- Euro gains edge against the dollar after the EU revealed an economic recovery fund plan.
- U.S dollar neutral as investors wait to hear Trump’s response to China’s new security law for Hong Kong.
- Econmic sentiments favor Euro as companies resume activities across Europe.
The EUR/USD currency pair kicked off Friday’s trading session on strong bullish momentum in line with the bull run that has prevailed for the entire week. It mainly owes that momentum to the Euro’s rally following the European Union’s recent announcement that it will launch a European recovery fund. The EU also unveiled fiscal stimulus measures that include loans and grants to be provided to Eurozone countries.
The positive Eurozone announcements encouraged investors to side with the Euro and thus the rally. On the technical side of things. The exchange rate is expected to test key price points at 1.1098, 1.1141, and 1.1165 if it trades long above 1.1078. The EUR/USD’s outlook for the day remains bullish.
The EUR/USD enjoyed a significant boost to its rally this week after the EU revealed the plan to launch the European recovery fund on Wednesday. The plan was unexpected, but a pleasant surprise to investors because it highlights the EU’s plans to facilitate economic recovery in the region. It will include loans worth 250 billion euros, adding to the grants worth 500 billion euros proposed by Germany and France a week ago.
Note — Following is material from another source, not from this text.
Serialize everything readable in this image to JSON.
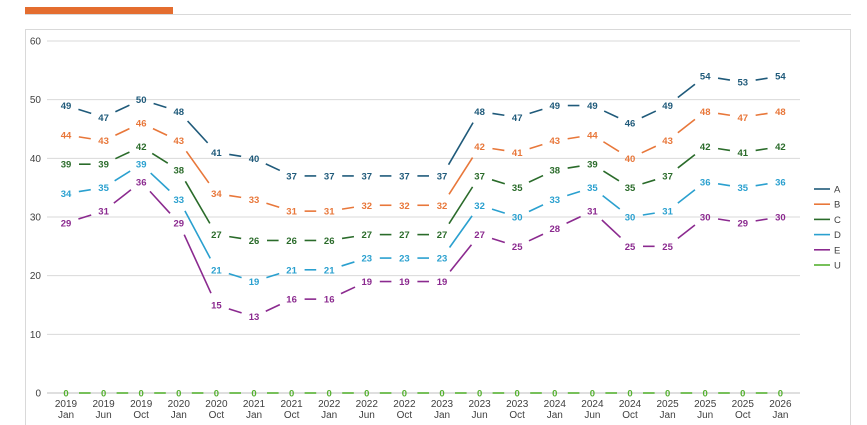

The move promoted improved sentiments among investors and thus more appetite for the Euro, leading to the strong rally. The announcement was also timely because it came at around the same time that European companies had just started to resume their operations thanks to eased COVID-19 restrictions.
The greenback’s performance remained relatively muted. This is because investors have been holding off trades to see how the U.S president Donald Trump would react to the new security law that China passed for Hong Kong. Many believe that the law will take away from Hong Kong’s freedoms and autonomy.